Ever since “Elf” was released in 2003, it has been one of my favorite holiday movies! Will Ferrell plays the character Buddy, and in one scene, he holds a cotton ball to his finger after receiving a needle prick and states, “My finger has a heartbeat.” Makes me smile every time. As much as I would like to rant about how entertaining the movie “Elf” is, that will not be the premise of this post. Try not to get too teary eyed :). I reference “Elf” because during In-Service Training on Wednesday, the guest speaker, Mickey Gomez from the Volunteer Center Serving Howard County, said something that stuck in my mind. Mickey encouraged the audience of AmeriCorps members and VM staff to “keep our finger on the pulse of what is going on.” As Maureen mentioned in an earlier post this week, Mickey’s presentation focused on the trends of modern technology and how nonprofit organizations can and should appropriately capitalize on them.
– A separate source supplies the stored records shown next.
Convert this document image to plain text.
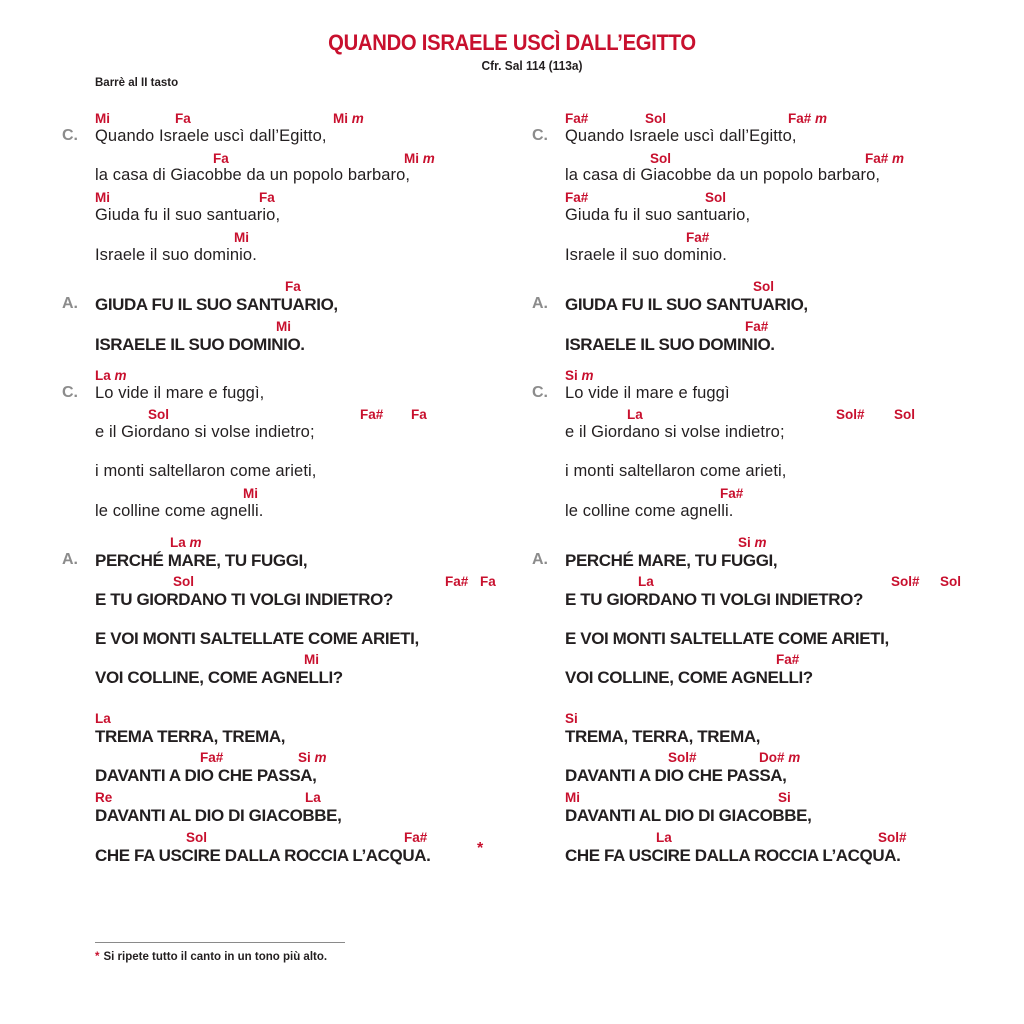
QUANDO ISRAELE USCÌ DALL’EGITTO
Cfr. Sal 114 (113a)
Barrè al II tasto
C.
A.
C.
A.
Quando Israele uscì dall’Egitto,
la casa di Giacobbe da un popolo barbaro,
Giuda fu il suo santuario,
Israele il suo dominio.
GIUDA FU IL SUO SANTUARIO,
ISRAELE IL SUO DOMINIO.
Lo vide il mare e fuggì,
e il Giordano si volse indietro;
i monti saltellaron come arieti,
le colline come agnelli.
PERCHÉ MARE, TU FUGGI,
E TU GIORDANO TI VOLGI INDIETRO?
E VOI MONTI SALTELLATE COME ARIETI,
VOI COLLINE, COME AGNELLI?
TREMA TERRA, TREMA,
DAVANTI A DIO CHE PASSA,
DAVANTI AL DIO DI GIACOBBE,
CHE FA USCIRE DALLA ROCCIA L’ACQUA.	*
Mi	Fa	Mi m
Fa	Mi m
Mi	Fa
Mi
Fa
Mi
La m
Sol	Fa# Fa
Mi
La m
Sol	Fa# Fa
Mi
La
Fa#	Si m
Re	La
Sol	Fa#
C.
A.
C.
A.
Quando Israele uscì dall’Egitto,
la casa di Giacobbe da un popolo barbaro,
Giuda fu il suo santuario,
Israele il suo dominio.
GIUDA FU IL SUO SANTUARIO,
ISRAELE IL SUO DOMINIO.
Lo vide il mare e fuggì
e il Giordano si volse indietro;
i monti saltellaron come arieti,
le colline come agnelli.
PERCHÉ MARE, TU FUGGI,
E TU GIORDANO TI VOLGI INDIETRO?
E VOI MONTI SALTELLATE COME ARIETI,
VOI COLLINE, COME AGNELLI?
TREMA, TERRA, TREMA,
DAVANTI A DIO CHE PASSA,
DAVANTI AL DIO DI GIACOBBE,
CHE FA USCIRE DALLA ROCCIA L’ACQUA.
Fa#	Sol	Fa# m
Sol	Fa# m
Fa#	Sol
Fa#
Sol
Fa#
Si m
La	Sol# Sol
Fa#
Si m
La	Sol# Sol
Fa#
Si
Sol#	Do# m
Mi	Si
La	Sol#
* Si ripete tutto il canto in un tono più alto.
The “pulse” Mickey spoke about was that of the progression and liveliness of technology, but I think this pulse concept can be applied to many aspects of the nonprofit sector, including volunteer programs.
A goal for many of the Service Sites we have partnered with this year is sustainability. Creating a system, various materials, and the man-power for a sustainable program is arguably the most difficult step to complete in the Cycle of Program Development. Many nonprofits, including Service Sites, operate with a small staff wearing many hats. The Volunteer Maryland Coordinators (VMCs) assist the nonprofits with the development of volunteer programs; however, their time at each of the Service Sites is limited to ten months. Some VMCs may choose to continue a second year, but for VM24 the service year does end on July 31, 2012. At which time, a transition of responsibilities from the VMC to the nonprofit officially takes place.
What is sustainability? Sustainability answers the overall question, “How will the volunteer program survive after the service year?” In order for nonprofits to retain volunteers, they have to keep their finger on the pulse of service and volunteerism in their organizations. This can include, constant communication with the volunteers, utilizing new and popular outlets for recruitment, making sure previous and new volunteers are properly motivated (i.e. matching them with innovative volunteer opportunities) and recognized for their service, and accurate reporting and record keeping of service hours and participants. Sustainability can be daunting for the nonprofit sector, but it can be done! In my next post I will review the four basic sustainability strategies Volunteer Maryland recommends.
In a way we should be like Buddy and realize that our “finger” has a heartbeat and work to not let that pulse fade.